Qué hacer si estás cansado y desmotivado

Estar cansado provoca falta de motivación.

La motivación es la fuerza impulsora que determina si eliges realizar una tarea, cuál será la tarea y con qué perseverancia continuarás. El cansancio se define como falta de energía y motivación, lo que significa que las dos están relacionadas. Si estás cansado, lo más probable es que también estés desmotivado. El primer paso es explorar por qué estás cansado.

Fatiga

Consulte a su médico para descartar problemas médicos.

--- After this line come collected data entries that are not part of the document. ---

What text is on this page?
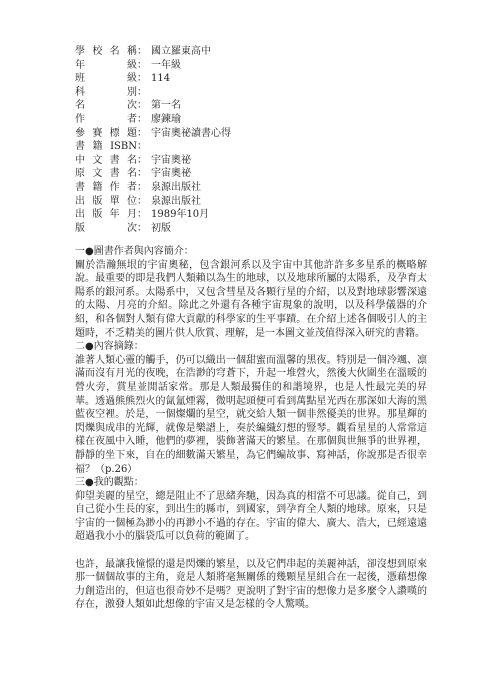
學校名稱 ： 國立羅東高中
年　級 ： 一年級
班　級 ： 114
科　別 ：
名　次 ： 第一名
作　者 ： 廖鍊瑜
參賽標題 ： 宇宙奧祕讀書心得
書籍ISBN ：
中文書名 ： 宇宙奧祕
原文書名 ： 宇宙奧祕
書籍作者 ： 泉源出版社
出版單位 ： 泉源出版社
出版年月 ： 1989年10月
版　次 ： 初版
一●圖書作者與內容簡介：
關於浩瀚無垠的宇宙奧秘，包含銀河系以及宇宙中其他許許多多星系的概略解說。最重要的即是我們人類賴以為生的地球，以及地球所屬的太陽系，及孕育太陽系的銀河系。太陽系中，又包含彗星及各顆行星的介紹，以及對地球影響深遠的太陽、月亮的介紹。除此之外還有各種宇宙現象的說明，以及科學儀器的介紹，和各個對人類有偉大貢獻的科學家的生平事蹟。在介紹上述各個吸引人的主題時，不乏精美的圖片供人欣賞、理解，是一本圖文並茂值得深入研究的書籍。
二●內容摘錄：
誰著人類心靈的觸手，仍可以織出一個甜蜜而溫馨的黑夜。特別是一個冷颯、凛滿而沒有月光的夜晚，在浩渺的穹蒼下，升起一堆營火，然後大伙圍坐在溫暖的營火旁，賞星並閒話家常。那是人類最獨佳的和諧境界，也是人性最完美的昇華。透過熊熊烈火的氤氳煙霧，微明起頭便可看到萬點星光西在那深如大海的黑藍夜空裡。於是，一個燦爛的星空，就交給人類一個非然優美的世界。那星輝的閃爍與成串的光輝，就像是樂譜上，奏於編織幻想的豎琴。觀看星星的人常常這樣在夜風中入睡，他們的夢裡，裝飾著滿天的繁星。在那個與世無爭的世界裡，靜靜的坐下來，自在的細數滿天繁星，為它們編故事、寫神話，你說那是否很幸福？（p.26）
三●我的觀點：
仰望美麗的星空，總是阻止不了思緒奔馳，因為真的相當不可思議。從自己，到自己從小生長的家，到出生的縣市，到國家，到孕育全人類的地球。原來，只是宇宙的一個極為渺小的再渺小不過的存在。宇宙的偉大、廣大、浩大，已經遠遠超過我小小的腦袋瓜可以負荷的範圍了。
也許，最讓我憧憬的還是閃爍的繁星，以及它們串起的美麗神話，卻沒想到原來那一個個故事的主角，竟是人類將毫無關係的幾顆星星組合在一起後，憑藉想像力創造出的，但這也很奇妙不是嗎？更說明了對宇宙的想像力是多麼令人讚嘆的存在，激發人類如此想像的宇宙又是怎樣的令人驚嘆。
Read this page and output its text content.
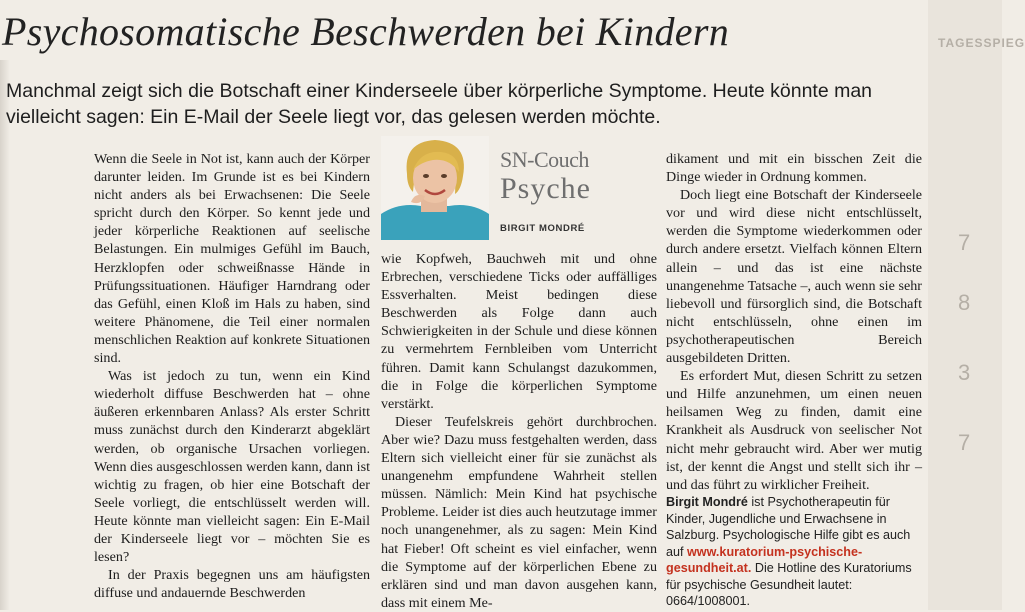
TAGESSPIEG
7
8
3
7
Psychosomatische Beschwerden bei Kindern

Manchmal zeigt sich die Botschaft einer Kinderseele über körperliche Symptome. Heute könnte man vielleicht sagen: Ein E-Mail der Seele liegt vor, das gelesen werden möchte.

Wenn die Seele in Not ist, kann auch der Körper darunter leiden. Im Grunde ist es bei Kindern nicht anders als bei Erwachsenen: Die Seele spricht durch den Körper. So kennt jede und jeder körperliche Reaktionen auf seelische Belastungen. Ein mulmiges Gefühl im Bauch, Herzklopfen oder schweißnasse Hände in Prüfungssituationen. Häufiger Harndrang oder das Gefühl, einen Kloß im Hals zu haben, sind weitere Phänomene, die Teil einer normalen menschlichen Reaktion auf konkrete Situationen sind.

Was ist jedoch zu tun, wenn ein Kind wiederholt diffuse Beschwerden hat – ohne äußeren erkennbaren Anlass? Als erster Schritt muss zunächst durch den Kinderarzt abgeklärt werden, ob organische Ursachen vorliegen. Wenn dies ausgeschlossen werden kann, dann ist wichtig zu fragen, ob hier eine Botschaft der Seele vorliegt, die entschlüsselt werden will. Heute könnte man vielleicht sagen: Ein E-Mail der Kinderseele liegt vor – möchten Sie es lesen?

In der Praxis begegnen uns am häufigsten diffuse und andauernde Beschwerden

SN-Couch
Psyche
BIRGIT MONDRÉ

wie Kopfweh, Bauchweh mit und ohne Erbrechen, verschiedene Ticks oder auffälliges Essverhalten. Meist bedingen diese Beschwerden als Folge dann auch Schwierigkeiten in der Schule und diese können zu vermehrtem Fernbleiben vom Unterricht führen. Damit kann Schulangst dazukommen, die in Folge die körperlichen Symptome verstärkt.

Dieser Teufelskreis gehört durchbrochen. Aber wie? Dazu muss festgehalten werden, dass Eltern sich vielleicht einer für sie zunächst als unangenehm empfundene Wahrheit stellen müssen. Nämlich: Mein Kind hat psychische Probleme. Leider ist dies auch heutzutage immer noch unangenehmer, als zu sagen: Mein Kind hat Fieber! Oft scheint es viel einfacher, wenn die Symptome auf der körperlichen Ebene zu erklären sind und man davon ausgehen kann, dass mit einem Me-

dikament und mit ein bisschen Zeit die Dinge wieder in Ordnung kommen.

Doch liegt eine Botschaft der Kinderseele vor und wird diese nicht entschlüsselt, werden die Symptome wiederkommen oder durch andere ersetzt. Vielfach können Eltern allein – und das ist eine nächste unangenehme Tatsache –, auch wenn sie sehr liebevoll und fürsorglich sind, die Botschaft nicht entschlüsseln, ohne einen im psychotherapeutischen Bereich ausgebildeten Dritten.

Es erfordert Mut, diesen Schritt zu setzen und Hilfe anzunehmen, um einen neuen heilsamen Weg zu finden, damit eine Krankheit als Ausdruck von seelischer Not nicht mehr gebraucht wird. Aber wer mutig ist, der kennt die Angst und stellt sich ihr – und das führt zu wirklicher Freiheit.

Birgit Mondré ist Psychotherapeutin für Kinder, Jugendliche und Erwachsene in Salzburg. Psychologische Hilfe gibt es auch auf www.kuratorium-psychische-gesundheit.at. Die Hotline des Kuratoriums für psychische Gesundheit lautet: 0664/1008001.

Ya sea que la llames cansancio o agotamiento, la fatiga es una respuesta natural al esfuerzo. Se produce en ciclos diarios regulares, pero no debería continuar durante un largo período de tiempo. Si tienes fatiga y no mejora durmiendo más o comiendo adecuadamente, consulta con tu médico para descartar problemas médicos. Algunas causas comunes de la fatiga incluyen el sobrepeso, la anemia, la depresión, los problemas de tiroides, los medicamentos, la artritis, la diabetes, los trastornos del sueño y la desnutrición.

Estilo de vida

Asegúrate de comer comidas saludables y equilibradas.

Una de las causas más comunes de la fatiga es el estrés, así que si no puedes evitarlo, busca tiempo para relajarte, practicar meditación y hacer ejercicio. El ejercicio regular no sólo reduce el estrés, sino que también te ayuda a controlar el peso, mejora el estado de ánimo y aumenta la energía, todo lo cual remedia el cansancio y proporciona motivación. Una alimentación adecuada también es esencial. Come comidas regulares que incluyan carbohidratos complejos, proteínas, verduras y frutas. Tu cuerpo necesita agua para mantener el metabolismo y producir energía, así que mantente hidratado. También necesitas ingerir suficientes calorías para realizar las actividades que quieres realizar, así que incluso si necesitas perder peso, nunca comas menos de 1.200 calorías al día.

Establecer metas

Escribe tus objetivos en una lista.

Si no te sientes motivado, empieza por escribir tus objetivos. Ponerlos en papel (hacerlos visuales) te ayuda a organizarte y te da un punto de partida incluso si no estás motivado. Empieza por hacer una lista de cosas por hacer, utiliza la lista para priorizar las tareas y luego céntrate en la primera para no agobiarte. Haz una lista de los pasos que debes dar para alcanzar la meta. Haz que los pasos sean pequeños, realistas y alcanzables. Sé lo más específico posible; define lo que hay que hacer, cómo lo harás y, lo más importante, establece un plazo. Ponte una fecha para terminar cada paso y ve tachándolo de la lista a medida que lo vayas haciendo. La motivación y la energía aumentan en proporción a tus logros.

Recompénsate a ti mismo

Recompénsate con algo que te ayude a motivarte.

Las recompensas son un tema un tanto controvertido, ya que algunos sostienen que eliminan la motivación. Sin embargo, superar el cansancio y recuperar la motivación requiere esfuerzo y dedicación. Reconocer el éxito contribuye a un ciclo positivo que aumenta la motivación para continuar. No te recompenses al azar; utiliza tus objetivos y elige un momento en el que hayas alcanzado un nivel específico de éxito. Luego, recompénsate de una manera que no socave otros esfuerzos. Por ejemplo, si el ejercicio o la alimentación adecuada forman parte del plan, no te recompenses saltándote el ejercicio o comiendo en exceso. En lugar de eso, recompénsate con un nuevo MP3, ve al cine, date el gusto de pasar un día en el spa o dedica tiempo a leer un libro.